GCC nations spend 66 per cent more than the global average each time there is a data breach, according to a new study, and analysts are issuing a stark warning.
The average cost worldwide of identifying and stopping a data breach is $2.1 million (Dh7.7m), compared to $3.5m typically spent in the GCC, according to researcher Gartner based in the United States.
More than 300 cyber attacks were reported over the last year in the region, at least half a dozen resulting in data breaches.
Cyber attacks can include system slowdowns and operational issues, while a data breach results in stolen information.
“We don’t have the right people here,” said Sam Olyaei, principal research analyst at Gartner.
“Usually three to four security analysts are required to detect such attacks in time but in this region there is an average of zero to one”
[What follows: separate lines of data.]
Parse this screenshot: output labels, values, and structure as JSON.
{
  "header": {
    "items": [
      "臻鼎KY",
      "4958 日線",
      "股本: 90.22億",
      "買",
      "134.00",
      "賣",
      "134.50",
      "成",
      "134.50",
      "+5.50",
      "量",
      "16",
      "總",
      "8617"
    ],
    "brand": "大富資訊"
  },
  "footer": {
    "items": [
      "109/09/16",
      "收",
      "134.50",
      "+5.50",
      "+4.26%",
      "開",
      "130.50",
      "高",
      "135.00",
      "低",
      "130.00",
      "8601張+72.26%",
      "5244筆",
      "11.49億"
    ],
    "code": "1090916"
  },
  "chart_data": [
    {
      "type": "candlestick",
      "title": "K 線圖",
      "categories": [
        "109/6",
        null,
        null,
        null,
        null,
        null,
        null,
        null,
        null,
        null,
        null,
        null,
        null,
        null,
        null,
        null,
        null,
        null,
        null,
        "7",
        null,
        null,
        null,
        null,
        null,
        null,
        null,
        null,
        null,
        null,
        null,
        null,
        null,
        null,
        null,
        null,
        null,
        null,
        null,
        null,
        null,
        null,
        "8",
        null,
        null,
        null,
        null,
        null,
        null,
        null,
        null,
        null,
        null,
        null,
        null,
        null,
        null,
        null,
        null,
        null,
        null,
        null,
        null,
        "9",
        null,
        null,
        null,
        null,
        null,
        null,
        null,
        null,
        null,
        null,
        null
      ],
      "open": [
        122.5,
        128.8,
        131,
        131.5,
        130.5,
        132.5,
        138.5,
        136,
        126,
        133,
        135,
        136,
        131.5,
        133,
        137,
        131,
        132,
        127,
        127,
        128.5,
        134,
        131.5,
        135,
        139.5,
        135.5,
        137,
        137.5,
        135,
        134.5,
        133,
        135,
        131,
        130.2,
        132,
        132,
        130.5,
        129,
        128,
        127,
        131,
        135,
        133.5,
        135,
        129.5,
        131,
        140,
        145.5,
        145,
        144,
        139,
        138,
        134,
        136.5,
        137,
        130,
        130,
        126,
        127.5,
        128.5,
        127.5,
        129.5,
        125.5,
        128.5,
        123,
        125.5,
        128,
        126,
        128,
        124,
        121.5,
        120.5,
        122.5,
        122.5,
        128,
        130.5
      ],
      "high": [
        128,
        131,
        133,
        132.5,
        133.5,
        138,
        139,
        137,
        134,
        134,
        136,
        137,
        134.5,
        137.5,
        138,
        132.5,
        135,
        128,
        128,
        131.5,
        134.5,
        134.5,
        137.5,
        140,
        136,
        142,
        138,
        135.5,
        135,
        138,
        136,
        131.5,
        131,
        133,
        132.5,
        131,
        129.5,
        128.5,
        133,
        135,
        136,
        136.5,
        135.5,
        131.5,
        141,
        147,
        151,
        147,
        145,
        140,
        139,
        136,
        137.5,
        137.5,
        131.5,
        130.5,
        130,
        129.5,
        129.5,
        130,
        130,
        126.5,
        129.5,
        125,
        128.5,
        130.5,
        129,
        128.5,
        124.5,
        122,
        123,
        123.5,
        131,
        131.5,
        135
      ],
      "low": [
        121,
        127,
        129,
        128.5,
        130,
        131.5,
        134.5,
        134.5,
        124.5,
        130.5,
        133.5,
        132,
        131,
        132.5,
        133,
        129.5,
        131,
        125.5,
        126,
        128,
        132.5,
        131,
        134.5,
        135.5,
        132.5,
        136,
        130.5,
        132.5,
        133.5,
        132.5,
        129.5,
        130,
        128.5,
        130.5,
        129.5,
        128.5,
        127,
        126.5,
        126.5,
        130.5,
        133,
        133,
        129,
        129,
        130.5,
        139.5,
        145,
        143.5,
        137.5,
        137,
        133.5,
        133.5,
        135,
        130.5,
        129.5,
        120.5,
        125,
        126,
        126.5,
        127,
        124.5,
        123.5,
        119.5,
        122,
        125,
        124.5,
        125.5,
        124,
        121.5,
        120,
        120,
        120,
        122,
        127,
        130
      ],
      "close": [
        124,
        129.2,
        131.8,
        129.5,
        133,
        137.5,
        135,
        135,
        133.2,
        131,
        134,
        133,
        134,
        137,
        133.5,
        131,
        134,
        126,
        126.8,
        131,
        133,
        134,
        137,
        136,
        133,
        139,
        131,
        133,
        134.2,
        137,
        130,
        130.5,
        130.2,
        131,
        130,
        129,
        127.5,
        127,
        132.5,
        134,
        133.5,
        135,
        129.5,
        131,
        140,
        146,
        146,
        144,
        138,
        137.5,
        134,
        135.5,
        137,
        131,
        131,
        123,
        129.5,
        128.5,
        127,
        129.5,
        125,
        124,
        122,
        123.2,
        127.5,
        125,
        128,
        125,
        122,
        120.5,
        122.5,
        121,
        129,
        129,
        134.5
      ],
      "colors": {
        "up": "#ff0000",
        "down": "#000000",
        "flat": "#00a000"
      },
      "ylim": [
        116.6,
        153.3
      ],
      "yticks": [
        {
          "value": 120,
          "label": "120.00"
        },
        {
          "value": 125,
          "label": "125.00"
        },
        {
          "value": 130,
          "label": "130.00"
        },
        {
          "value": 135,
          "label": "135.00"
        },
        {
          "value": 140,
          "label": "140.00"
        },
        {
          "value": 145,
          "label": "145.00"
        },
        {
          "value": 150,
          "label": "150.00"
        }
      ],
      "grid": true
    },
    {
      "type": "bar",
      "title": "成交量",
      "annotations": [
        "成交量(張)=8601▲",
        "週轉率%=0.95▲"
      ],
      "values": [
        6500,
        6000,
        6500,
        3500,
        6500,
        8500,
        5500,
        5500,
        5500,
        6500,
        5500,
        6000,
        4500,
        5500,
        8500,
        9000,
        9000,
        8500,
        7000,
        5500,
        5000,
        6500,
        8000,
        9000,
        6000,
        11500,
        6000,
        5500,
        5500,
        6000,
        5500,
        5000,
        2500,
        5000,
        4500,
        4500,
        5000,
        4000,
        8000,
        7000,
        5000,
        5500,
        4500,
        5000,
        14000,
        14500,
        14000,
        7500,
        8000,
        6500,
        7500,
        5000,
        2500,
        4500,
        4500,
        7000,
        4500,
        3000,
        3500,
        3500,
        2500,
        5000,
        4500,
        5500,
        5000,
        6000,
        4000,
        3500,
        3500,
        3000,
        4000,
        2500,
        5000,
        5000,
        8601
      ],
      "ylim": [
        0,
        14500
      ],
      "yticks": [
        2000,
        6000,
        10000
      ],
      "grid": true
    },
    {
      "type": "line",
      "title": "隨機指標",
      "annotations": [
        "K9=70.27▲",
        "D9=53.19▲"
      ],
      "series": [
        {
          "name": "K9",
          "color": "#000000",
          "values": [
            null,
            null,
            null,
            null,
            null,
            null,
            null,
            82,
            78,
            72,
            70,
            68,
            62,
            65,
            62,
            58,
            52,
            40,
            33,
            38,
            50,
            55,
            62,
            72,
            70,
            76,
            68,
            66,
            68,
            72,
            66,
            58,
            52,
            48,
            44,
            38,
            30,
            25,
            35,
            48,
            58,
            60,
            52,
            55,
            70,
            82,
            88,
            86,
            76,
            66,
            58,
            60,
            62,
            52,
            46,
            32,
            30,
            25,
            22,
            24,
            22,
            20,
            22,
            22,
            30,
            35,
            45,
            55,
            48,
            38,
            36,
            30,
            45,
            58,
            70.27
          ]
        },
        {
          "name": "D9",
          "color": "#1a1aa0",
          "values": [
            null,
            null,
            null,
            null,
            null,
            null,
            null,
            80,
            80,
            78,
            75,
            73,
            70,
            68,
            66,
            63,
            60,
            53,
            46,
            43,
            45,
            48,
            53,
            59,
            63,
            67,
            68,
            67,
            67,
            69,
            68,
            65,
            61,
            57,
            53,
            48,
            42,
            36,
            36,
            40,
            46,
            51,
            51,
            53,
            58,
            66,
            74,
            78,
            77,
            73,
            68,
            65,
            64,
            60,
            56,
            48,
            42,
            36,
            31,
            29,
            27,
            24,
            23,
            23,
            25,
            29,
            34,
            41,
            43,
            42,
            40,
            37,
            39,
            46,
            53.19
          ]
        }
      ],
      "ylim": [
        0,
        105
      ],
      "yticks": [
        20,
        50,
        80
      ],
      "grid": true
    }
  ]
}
Organisations in the Middle East take more time on average to identify and contain a data breach – 260 days compared with Europe's average of 138 days.
[ Exclusive: Alibaba Cloud seeks more Middle East deals with eye on Expo 2020 ]
[ UAE firms must illuminate dark data or miss out on massive opportunity, experts say ]
Industry experts consider the Middle East a vulnerable territory for cyber breaches.
“The Middle East is prime territory for cyber attacks. The geopolitical situation in some parts of the region is quite volatile … exposing those areas to cyber criminals,” said Ray Kafity, vice president of Middle East, Turkey and Africa at Attivo Networks, an American cyber-security defence company.
“This region is rich in minerals and natural resources, making it more prone to industrial espionage attempts. Also, the presence of large number of high net-worth individuals also bring Middle East on the radar of cyber criminals,” said Mr Kafity.
In the face of these risks, the region is increasingly putting cyber-security investment at the forefront, Gartner found, forecasting that Middle East and North Africa's spending on enterprise information security technology and services will reach $1.9 billion next year, an increase of 9.8 per cent over 2018. Enterprise information security constitutes a company's entire security processes and systems.
“Security and risk leaders will see new spending in areas related to cloud security and data security, driven by regulations and an increased awareness among organisations as their needs evolve to address more complex threats,” said Mr Olyaei. “Cloud and data segments are set to achieve the highest growth rates in 2019, at 108 and 18 per cent, respectively.”
As large cloud service providers such as Amazon, Microsoft and Alibaba establish data centres and service clients in the region, the market will continue to see double-digit growth in the future.
Gartner analysts and industry experts provided the latest outlook for the information security industry during the Gartner Security and Risk Management Summit in Dubai yesterday.
The researcher has observed organisations and governments in the Mena adopting digital initiatives in the past few years.
“Digital initiatives are changing how organisations identify, evaluate and confront risk,” said Mr Olyaei.
“CIOs [chief information officers] have had to evolve their traditional cyber-security systems to address the new cybersecurity risks that digital business initiatives introduce.”